From the graph the values of trigonometric expressions are.

  $\begin{array}{c}\cos \theta =\frac{\text{adj}}{\text{hyp}}\\ =\frac{3\text{m}}{\sqrt{{\left(3\text{m}\right)}^2+{\left(0.5\text{m}\right)}^2}}\\ =0.986\\ \sin \theta =\frac{\text{oppo}}{\text{hyp}}\\ =\frac{0.5\text{m}}{\sqrt{{\left(3\text{m}\right)}^2+{\left(0.5\text{m}\right)}^2}}\\ =0.164\\ \cos \varphi =\frac{1.5\text{m}}{\sqrt{{\left(1.5\text{m}\right)}^2+{\left(1.5\text{m}\right)}^2}}\\ =0.707\\ \sin \varphi =\frac{1.5\text{m}}{\sqrt{{\left(1.5\text{m}\right)}^2+{\left(1.5\text{m}\right)}^2}}\\ =0.707\end{array}$

Substitute, $9.7\times {10}^{-10}\text{N}$ for $F_{13}$, $3.3\times {10}^{-10}\text{N}$ for $F_{23}$, $0.986$ for $\cos \theta$, $0.707$ for $\cos \varphi$ in equation (III).

  $\begin{array}{c}{F}_{x,grav}=-\left(9.7\times {10}^{-10}\text{N}\right)\cos 0.986-\left(3.3\times {10}^{-10}\text{N}\right)\cos 0.707\\ =-3.3\times {10}^{-9}\text{N}\end{array}$

Substitute, $9.7\times {10}^{-10}\text{N}$ for $F_{13}$, $3.3\times {10}^{-10}\text{N}$ for $F_{23}$, $0.164$ for $\sin \theta$, $0.707$ for $\sin \varphi$ in equation (IV).

  $\begin{array}{c}{F}_{y,grav}=-\left(9.7\times {10}^{-10}\text{N}\right)\cos 0.164-\left(3.3\times {10}^{-10}\text{N}\right)\cos 0.707\\ =-2.2\times {10}^{-9}\text{N}\end{array}$

Substitute, $-3.3\times {10}^{-9}\text{N}$ for $F_{x,grav}$, $-2.2\times {10}^{-9}\text{N}$ for $F_{y,grav}$ in equation (V) to find the magnitude of force.

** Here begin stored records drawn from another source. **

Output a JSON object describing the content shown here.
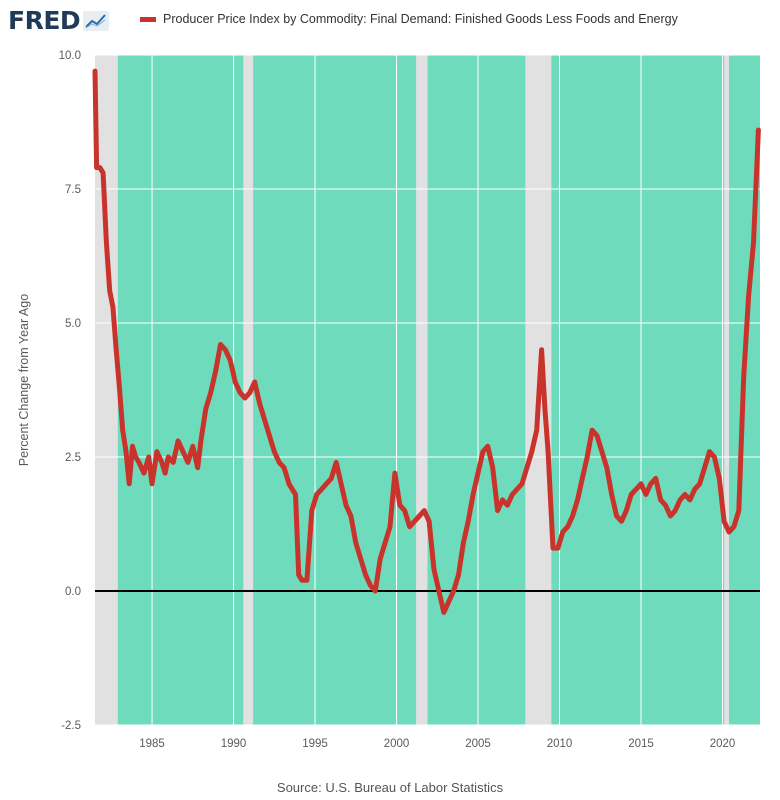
{
  "header": {
    "logo_text": "FRED",
    "logo_icon": "chart-line-icon",
    "legend_label": "Producer Price Index by Commodity: Final Demand: Finished Goods Less Foods and Energy"
  },
  "source": "Source: U.S. Bureau of Labor Statistics",
  "colors": {
    "series": "#c8342c",
    "recession": "#e1e1e1",
    "background": "#6fdbbd",
    "zero_line": "#000000"
  },
  "chart_data": {
    "type": "line",
    "ylabel": "Percent Change from Year Ago",
    "xlim": [
      1981.5,
      2022.3
    ],
    "ylim": [
      -2.5,
      10.0
    ],
    "y_ticks": [
      "-2.5",
      "0.0",
      "2.5",
      "5.0",
      "7.5",
      "10.0"
    ],
    "x_ticks": [
      "1985",
      "1990",
      "1995",
      "2000",
      "2005",
      "2010",
      "2015",
      "2020"
    ],
    "recessions": [
      [
        1981.5,
        1982.9
      ],
      [
        1990.6,
        1991.2
      ],
      [
        2001.2,
        2001.9
      ],
      [
        2007.9,
        2009.5
      ],
      [
        2020.1,
        2020.4
      ]
    ],
    "series": [
      {
        "values_x": [
          1981.5,
          1981.6,
          1981.8,
          1982.0,
          1982.2,
          1982.4,
          1982.6,
          1982.8,
          1983.0,
          1983.2,
          1983.4,
          1983.6,
          1983.8,
          1984.0,
          1984.2,
          1984.5,
          1984.8,
          1985.0,
          1985.3,
          1985.6,
          1985.8,
          1986.0,
          1986.3,
          1986.6,
          1986.9,
          1987.2,
          1987.5,
          1987.8,
          1988.0,
          1988.3,
          1988.6,
          1988.9,
          1989.2,
          1989.5,
          1989.8,
          1990.1,
          1990.4,
          1990.7,
          1991.0,
          1991.3,
          1991.6,
          1991.9,
          1992.2,
          1992.5,
          1992.8,
          1993.1,
          1993.4,
          1993.6,
          1993.8,
          1994.0,
          1994.2,
          1994.5,
          1994.8,
          1995.1,
          1995.4,
          1995.7,
          1996.0,
          1996.3,
          1996.6,
          1996.9,
          1997.2,
          1997.5,
          1997.8,
          1998.1,
          1998.4,
          1998.7,
          1999.0,
          1999.3,
          1999.6,
          1999.9,
          2000.2,
          2000.5,
          2000.8,
          2001.1,
          2001.4,
          2001.7,
          2002.0,
          2002.3,
          2002.6,
          2002.9,
          2003.2,
          2003.5,
          2003.8,
          2004.1,
          2004.4,
          2004.7,
          2005.0,
          2005.3,
          2005.6,
          2005.9,
          2006.2,
          2006.5,
          2006.8,
          2007.1,
          2007.4,
          2007.7,
          2008.0,
          2008.3,
          2008.6,
          2008.9,
          2009.1,
          2009.3,
          2009.6,
          2009.9,
          2010.2,
          2010.5,
          2010.8,
          2011.1,
          2011.4,
          2011.7,
          2012.0,
          2012.3,
          2012.6,
          2012.9,
          2013.2,
          2013.5,
          2013.8,
          2014.1,
          2014.4,
          2014.7,
          2015.0,
          2015.3,
          2015.6,
          2015.9,
          2016.2,
          2016.5,
          2016.8,
          2017.1,
          2017.4,
          2017.7,
          2018.0,
          2018.3,
          2018.6,
          2018.9,
          2019.2,
          2019.5,
          2019.8,
          2020.1,
          2020.4,
          2020.7,
          2021.0,
          2021.3,
          2021.6,
          2021.9,
          2022.2
        ],
        "values_y": [
          9.7,
          7.9,
          7.9,
          7.8,
          6.5,
          5.6,
          5.3,
          4.5,
          3.8,
          3.0,
          2.6,
          2.0,
          2.7,
          2.5,
          2.4,
          2.2,
          2.5,
          2.0,
          2.6,
          2.4,
          2.2,
          2.5,
          2.4,
          2.8,
          2.6,
          2.4,
          2.7,
          2.3,
          2.8,
          3.4,
          3.7,
          4.1,
          4.6,
          4.5,
          4.3,
          3.9,
          3.7,
          3.6,
          3.7,
          3.9,
          3.5,
          3.2,
          2.9,
          2.6,
          2.4,
          2.3,
          2.0,
          1.9,
          1.8,
          0.3,
          0.2,
          0.2,
          1.5,
          1.8,
          1.9,
          2.0,
          2.1,
          2.4,
          2.0,
          1.6,
          1.4,
          0.9,
          0.6,
          0.3,
          0.1,
          0.0,
          0.6,
          0.9,
          1.2,
          2.2,
          1.6,
          1.5,
          1.2,
          1.3,
          1.4,
          1.5,
          1.3,
          0.4,
          0.0,
          -0.4,
          -0.2,
          0.0,
          0.3,
          0.9,
          1.3,
          1.8,
          2.2,
          2.6,
          2.7,
          2.3,
          1.5,
          1.7,
          1.6,
          1.8,
          1.9,
          2.0,
          2.3,
          2.6,
          3.0,
          4.5,
          3.4,
          2.6,
          0.8,
          0.8,
          1.1,
          1.2,
          1.4,
          1.7,
          2.1,
          2.5,
          3.0,
          2.9,
          2.6,
          2.3,
          1.8,
          1.4,
          1.3,
          1.5,
          1.8,
          1.9,
          2.0,
          1.8,
          2.0,
          2.1,
          1.7,
          1.6,
          1.4,
          1.5,
          1.7,
          1.8,
          1.7,
          1.9,
          2.0,
          2.3,
          2.6,
          2.5,
          2.1,
          1.3,
          1.1,
          1.2,
          1.5,
          4.0,
          5.5,
          6.5,
          8.6
        ]
      }
    ]
  }
}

  $\begin{array}{c}\left|F\right|=\sqrt{{\left(-3.3\times {10}^{-9}\text{N}\right)}^2+{\left(-2.2\times {10}^{-9}\text{N}\right)}^2}\\ =-4.0\times {10}^{-9}\text{N}\end{array}$

Substitute, $-3.3\times {10}^{-9}\text{N}$ for $F_{x,grav}$, $-2.2\times {10}^{-9}\text{N}$ for $F_{y,grav}$ in equation (VI) to find the direction of force.

  $\begin{array}{c}\theta ={\tan }^{-1}\left[\frac{-2.2\times {10}^{-9}\text{N}}{-3.3\times {10}^{-9}\text{N}}\right]\\ =34°\text{ below the negative }x\text{ axis}\end{array}$

Therefore, the gravitational force exerted by balls 1 and 2 on ball 3 is $\underset{\_}{4.0\times {10}^{-9}\text{N}}$, $34°$ below the negative $x$ axis.